It was a tough decision to say I would never vote again because I care about the higher ideals of our country and our world.  The everyday arguments of this time, of my generation, are perennial — that’s why I don’t care about them.

My visions are hundreds and thousands of years in the making, carrying on a long tradition passed on to me by others, regardless of the current form our organisation of life (i.e., civilisation) may look like.

War and the desire for peace are perennial.

Using available resources until they are depleted and worrying about the consequences are perennial.

That’s why I don’t care about them or the ways we beat our chests like good primates in unison about our alignment with issues such as these.

In the big picture, our species is unimportant.

We aren’t going to agree with the big picture until something else comes along to change that view.

Even then, we’ll argue that our ancestors — the keepers of our origin stories — were right and we’re the center of the universe.

So be it.

You can keep perpetuating those stories in whatever form you like, if it makes you feel better as you procreate.

As long as you keep in the wee spot at the back of your thoughts that you’re working for a larger cause than our species.

I use “cause” cautiously and facetiously because it implies more than what a single blog entry in a continuous storyline is supposed to be about, bringing up imagery of the influences upon my youth again, when this is solely about the way the universe works non-anthropomorphically.

Enough for now in this chapter.

More as it develops…

The Stranglers

Time for this blog to take a diversion.

Faial used the trail of her GPS signal to send a message — today was it.

She spent the rest of her morning following a routine established as a break in a series of messages.

The operator, codenamed Fountain Pen, who gathered information on potential targets received the message and, with the aid of an IT administrator, replaced the message with Faial’s usual GPS signal information for that time of morning on an average workday in a big city.

So much information was gathered that no one was going to pay attention to the change in timestamp for one piece of sand in a world of deserts that the Central Depository represented.

= = = = =

The Committee agreed to send out more decoys and forward scouts to test defense lines of the enemy, an enemy that lived within the walls and secret meeting rooms of the Committee’s inner chambers…as planned.

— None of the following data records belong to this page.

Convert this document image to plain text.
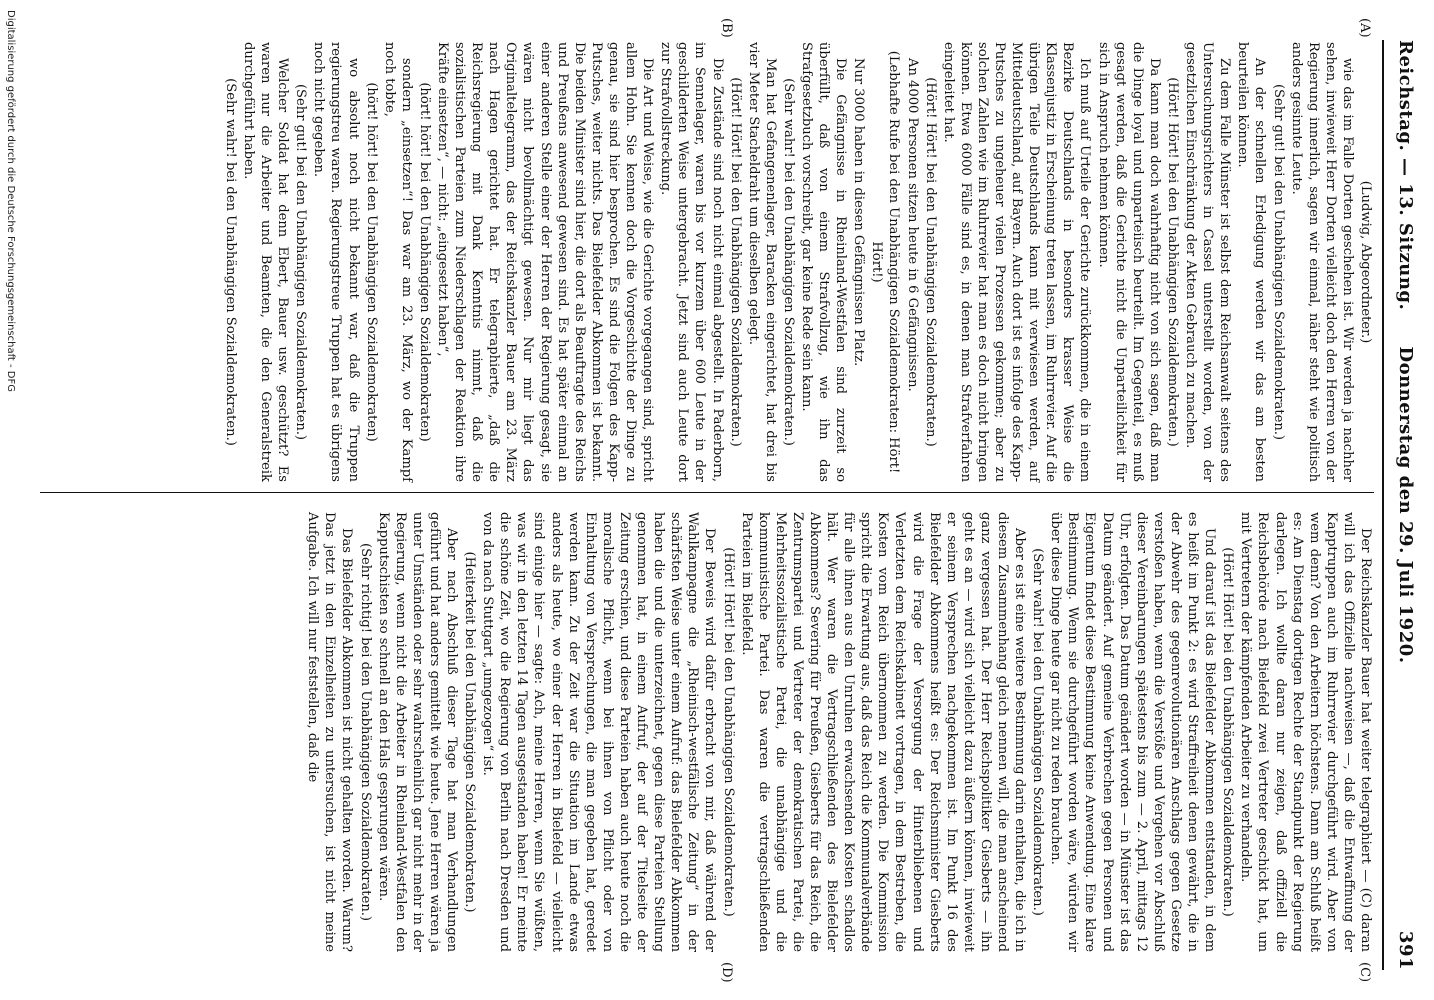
Reichstag. — 13. Sitzung.
Donnerstag den 29. Juli 1920.
391

(Ludwig, Abgeordneter.)

wie das im Falle Dorten geschehen ist. Wir werden ja nachher sehen, inwieweit Herr Dorten vielleicht doch den Herren von der Regierung innerlich, sagen wir einmal, näher steht wie politisch anders gesinnte Leute.

(Sehr gut! bei den Unabhängigen Sozialdemokraten.)

An der schnellen Erledigung werden wir das am besten beurteilen können.

Zu dem Falle Münster ist selbst dem Reichsanwalt seitens des Untersuchungsrichters in Cassel unterstellt worden, von der gesetzlichen Einschränkung der Akten Gebrauch zu machen.

(Hört! Hört! bei den Unabhängigen Sozialdemokraten.)

Da kann man doch wahrhaftig nicht von sich sagen, daß man die Dinge loyal und unparteiisch beurteilt. Im Gegenteil, es muß gesagt werden, daß die Gerichte nicht die Unparteilichkeit für sich in Anspruch nehmen können.

Ich muß auf Urteile der Gerichte zurückkommen, die in einem Bezirke Deutschlands in besonders krasser Weise die Klassenjustiz in Erscheinung treten lassen, im Ruhrrevier. Auf die übrigen Teile Deutschlands kann mit verwiesen werden, auf Mitteldeutschland, auf Bayern. Auch dort ist es infolge des Kapp-Putsches zu ungeheuer vielen Prozessen gekommen; aber zu solchen Zahlen wie im Ruhrrevier hat man es doch nicht bringen können. Etwa 6000 Fälle sind es, in denen man Strafverfahren eingeleitet hat.

(Hört! Hört! bei den Unabhängigen Sozialdemokraten.)

An 4000 Personen sitzen heute in 6 Gefängnissen.

(Lebhafte Rufe bei den Unabhängigen Sozialdemokraten: Hört! Hört!)

Nur 3000 haben in diesen Gefängnissen Platz.

Die Gefängnisse in Rheinland-Westfalen sind zurzeit so überfüllt, daß von einem Strafvollzug, wie ihn das Strafgesetzbuch vorschreibt, gar keine Rede sein kann.

(Sehr wahr! bei den Unabhängigen Sozialdemokraten.)

Man hat Gefangenenlager, Baracken eingerichtet, hat drei bis vier Meter Stacheldraht um dieselben gelegt.

(Hört! Hört! bei den Unabhängigen Sozialdemokraten.)

Die Zustände sind noch nicht einmal abgestellt. In Paderborn, im Sennelager, waren bis vor kurzem über 600 Leute in der geschilderten Weise untergebracht. Jetzt sind auch Leute dort zur Strafvollstreckung.

Die Art und Weise, wie die Gerichte vorgegangen sind, spricht allem Hohn. Sie kennen doch die Vorgeschichte der Dinge zu genau, sie sind hier besprochen. Es sind die Folgen des Kapp-Putsches, weiter nichts. Das Bielefelder Abkommen ist bekannt. Die beiden Minister sind hier, die dort als Beauftragte des Reichs und Preußens anwesend gewesen sind. Es hat später einmal an einer anderen Stelle einer der Herren der Regierung gesagt, sie wären nicht bevollmächtigt gewesen. Nur mir liegt das Originaltelegramm, das der Reichskanzler Bauer am 23. März nach Hagen gerichtet hat. Er telegraphierte, „daß die Reichsregierung mit Dank Kenntnis nimmt, daß die sozialistischen Parteien zum Niederschlagen der Reaktion ihre Kräfte einsetzen“, — nicht: „eingesetzt haben“,

(hört! hört! bei den Unabhängigen Sozialdemokraten)

sondern „einsetzen“! Das war am 23. März, wo der Kampf noch tobte,

(hört! hört! bei den Unabhängigen Sozialdemokraten)

wo absolut noch nicht bekannt war, daß die Truppen regierungstreu waren. Regierungstreue Truppen hat es übrigens noch nicht gegeben.

(Sehr gut! bei den Unabhängigen Sozialdemokraten.)

Welcher Soldat hat denn Ebert, Bauer usw. geschützt? Es waren nur die Arbeiter und Beamten, die den Generalstreik durchgeführt haben.

(Sehr wahr! bei den Unabhängigen Sozialdemokraten.)

Der Reichskanzler Bauer hat weiter telegraphiert — (C) daran will ich das Offizielle nachweisen —, daß die Entwaffnung der Kapptruppen auch im Ruhrrevier durchgeführt wird. Aber von wem denn? Von den Arbeitern höchstens. Dann am Schluß heißt es: Am Dienstag dortigen Rechte der Standpunkt der Regierung darlegen. Ich wollte daran nur zeigen, daß offiziell die Reichsbehörde nach Bielefeld zwei Vertreter geschickt hat, um mit Vertretern der kämpfenden Arbeiter zu verhandeln.

(Hört! Hört! bei den Unabhängigen Sozialdemokraten.)

Und darauf ist das Bielefelder Abkommen entstanden, in dem es heißt im Punkt 2: es wird Straffreiheit denen gewährt, die in der Abwehr des gegenrevolutionären Anschlags gegen Gesetze verstoßen haben, wenn die Verstöße und Vergehen vor Abschluß dieser Vereinbarungen spätestens bis zum — 2. April, mittags 12 Uhr, erfolgten. Das Datum geändert worden — in Münster ist das Datum geändert. Auf gemeine Verbrechen gegen Personen und Eigentum findet diese Bestimmung keine Anwendung. Eine klare Bestimmung. Wenn sie durchgeführt worden wäre, würden wir über diese Dinge heute gar nicht zu reden brauchen.

(Sehr wahr! bei den Unabhängigen Sozialdemokraten.)

Aber es ist eine weitere Bestimmung darin enthalten, die ich in diesem Zusammenhang gleich nennen will, die man anscheinend ganz vergessen hat. Der Herr Reichspolitiker Giesberts — ihn geht es an — wird sich vielleicht dazu äußern können, inwieweit er seinem Versprechen nachgekommen ist. Im Punkt 16 des Bielefelder Abkommens heißt es: Der Reichsminister Giesberts wird die Frage der Versorgung der Hinterbliebenen und Verletzten dem Reichskabinett vortragen, in dem Bestreben, die Kosten vom Reich übernommen zu werden. Die Kommission spricht die Erwartung aus, daß das Reich die Kommunalverbände für alle ihnen aus den Unruhen erwachsenden Kosten schadlos hält. Wer waren die Vertragschließenden des Bielefelder Abkommens? Severing für Preußen, Giesberts für das Reich, die Zentrumspartei und Vertreter der demokratischen Partei, die Mehrheitssozialistische Partei, die unabhängige und die kommunistische Partei. Das waren die vertragschließenden Parteien im Bielefeld.

(Hört! Hört! bei den Unabhängigen Sozialdemokraten.)

Der Beweis wird dafür erbracht von mir, daß während der Wahlkampagne die „Rheinisch-westfälische Zeitung“ in der schärfsten Weise unter einem Aufruf: das Bielefelder Abkommen haben die und die unterzeichnet, gegen diese Parteien Stellung genommen hat, in einem Aufruf, der auf der Titelseite der Zeitung erschien, und diese Parteien haben auch heute noch die moralische Pflicht, wenn bei ihnen von Pflicht oder von Einhaltung von Versprechungen, die man gegeben hat, geredet werden kann. Zu der Zeit war die Situation im Lande etwas anders als heute, wo einer der Herren in Bielefeld — vielleicht sind einige hier — sagte: Ach, meine Herren, wenn Sie wüßten, was wir in den letzten 14 Tagen ausgestanden haben! Er meinte die schöne Zeit, wo die Regierung von Berlin nach Dresden und von da nach Stuttgart „umgezogen“ ist.

(Heiterkeit bei den Unabhängigen Sozialdemokraten.)

Aber nach Abschluß dieser Tage hat man Verhandlungen geführt und hat anders gemittelt wie heute. Jene Herren wären ja unter Umständen oder sehr wahrscheinlich gar nicht mehr in der Regierung, wenn nicht die Arbeiter in Rheinland-Westfalen den Kapputschisten so schnell an den Hals gesprungen wären.

(Sehr richtig! bei den Unabhängigen Sozialdemokraten.)

Das Bielefelder Abkommen ist nicht gehalten worden. Warum? Das jetzt in den Einzelheiten zu untersuchen, ist nicht meine Aufgabe. Ich will nur feststellen, daß die

(A)
(B)
(C)
(D)
Digitalisierung gefördert durch die Deutsche Forschungsgemeinschaft - DFG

The enemy was no longer a person, people, place or organisation.

The enemy had long ago become simply information.

Scholars, dilettantes and amateurs argued about the difference between data, knowledge and information, not necessarily in that order.

The Committee didn’t care.  In fact, the name “Committee” was itself simply a placeholder for a network of information gathering and misdisuninformation dispersal.

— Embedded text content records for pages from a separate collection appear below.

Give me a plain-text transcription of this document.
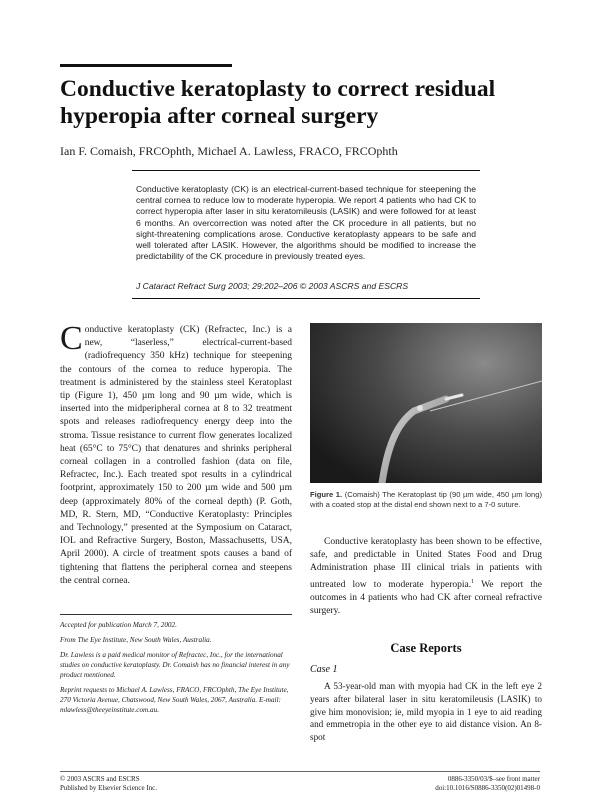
Conductive keratoplasty to correct residual hyperopia after corneal surgery
Ian F. Comaish, FRCOphth, Michael A. Lawless, FRACO, FRCOphth
Conductive keratoplasty (CK) is an electrical-current-based technique for steepening the central cornea to reduce low to moderate hyperopia. We report 4 patients who had CK to correct hyperopia after laser in situ keratomileusis (LASIK) and were followed for at least 6 months. An overcorrection was noted after the CK procedure in all patients, but no sight-threatening complications arose. Conductive keratoplasty appears to be safe and well tolerated after LASIK. However, the algorithms should be modified to increase the predictability of the CK procedure in previously treated eyes.
J Cataract Refract Surg 2003; 29:202–206 © 2003 ASCRS and ESCRS
Conductive keratoplasty (CK) (Refractec, Inc.) is a new, “laserless,” electrical-current-based (radiofrequency 350 kHz) technique for steepening the contours of the cornea to reduce hyperopia. The treatment is administered by the stainless steel Keratoplast tip (Figure 1), 450 µm long and 90 µm wide, which is inserted into the midperipheral cornea at 8 to 32 treatment spots and releases radiofrequency energy deep into the stroma. Tissue resistance to current flow generates localized heat (65°C to 75°C) that denatures and shrinks peripheral corneal collagen in a controlled fashion (data on file, Refractec, Inc.). Each treated spot results in a cylindrical footprint, approximately 150 to 200 µm wide and 500 µm deep (approximately 80% of the corneal depth) (P. Goth, MD, R. Stern, MD, “Conductive Keratoplasty: Principles and Technology,” presented at the Symposium on Cataract, IOL and Refractive Surgery, Boston, Massachusetts, USA, April 2000). A circle of treatment spots causes a band of tightening that flattens the peripheral cornea and steepens the central cornea.

Accepted for publication March 7, 2002.

From The Eye Institute, New South Wales, Australia.

Dr. Lawless is a paid medical monitor of Refractec, Inc., for the international studies on conductive keratoplasty. Dr. Comaish has no financial interest in any product mentioned.

Reprint requests to Michael A. Lawless, FRACO, FRCOphth, The Eye Institute, 270 Victoria Avenue, Chatswood, New South Wales, 2067, Australia. E-mail: mlawless@theeyeinstitute.com.au.

Figure 1. (Comaish) The Keratoplast tip (90 µm wide, 450 µm long) with a coated stop at the distal end shown next to a 7-0 suture.
Conductive keratoplasty has been shown to be effective, safe, and predictable in United States Food and Drug Administration phase III clinical trials in patients with untreated low to moderate hyperopia.$^1$ We report the outcomes in 4 patients who had CK after corneal refractive surgery.
Case Reports
Case 1
A 53-year-old man with myopia had CK in the left eye 2 years after bilateral laser in situ keratomileusis (LASIK) to give him monovision; ie, mild myopia in 1 eye to aid reading and emmetropia in the other eye to aid distance vision. An 8-spot
© 2003 ASCRS and ESCRS
Published by Elsevier Science Inc.
0886-3350/03/$–see front matter
doi:10.1016/S0886-3350(02)01498-0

There were too many people who saw their corporal essence as the end-all, be-all of existence so a group of people were assigned to sit down together both physically and virtually to make a solely symbolic gesture toward the past and call themselves the Committee.

The network didn’t care as long as information fed the network’s need to justify its own existence.

= = = = =

At a reunion concert for a punk band, The Stranglers, a cybernetic organism known as Sir Rah mingled with the crowd.

Sir Rah was a prototype, an amalgamation of electronic and organic parts designed to mimic a drunk/high/stoned party animal whom no one would exactly remember nor question its shortcomings.

Sir Rah’s only duty was to collect skin, sweat, saliva and hormone samples without detection.

The creators of the program that turned a laboratory robot into Sir Rah had originally named their project, fatalistically, Que Sera Sera.

= = = = =

Faial had first heard about The Stranglers in the hallway of an old cotton mill in Huntsville, Alabama, where the Rocket City Jazz Orchestra, in association with the Huntsville Swing Dance Society, sponsored a Sock Hop.

Faial was generally shy, not prone to getting attention, so when she saw the high level of excitement on the faces of the people discussing The Stranglers and one of the band members ’70s broom mustache and long hair, she decided to sneak into the big city and see the band.

= = = = =

The night before the concert, Sir Rah, as programmed, walked into a theatre to view a screening of the film, “The Odd Life of Timothy Green,” written by the son of keystone member of the Mothers of Invention, Frank Zappa, who sported a broom mustache.

= = = = =

Faial, whose mother was of mixed French, German, Norwegian, English, Scottish and Irish heritage and whose father was a testtube baby, exact origins unknown, but said to be a perfect mix of all races and genders, was attracted to men with broom mustaches.

= = = = =

Sir Rah had a few flaws that its creators had not bothered to catalog because their funding had run short after the last political election that turned the general populace against advancements in science.

= = = = =

Faial had bought the latest in self-documentation gear, including necklace, headband, earrings, belt, wrist/ankle bracelets and backpack purse that recorded everything around her, as well as her vital signs like heartbeat/breathing rate and body temperature.

= = = = =

As the early birds found strategic locations to fully enjoy The Stranglers — some with their heads up against giant loudspeakers, some seated in chairs, some up in the rafters, Faial and Sir Rah wandered in, unaware that they both liked to stand in the front row, facing angry-looking bouncers who relished tossing hooligans off the stage and into sections of the throng that weren’t ready for body surfers.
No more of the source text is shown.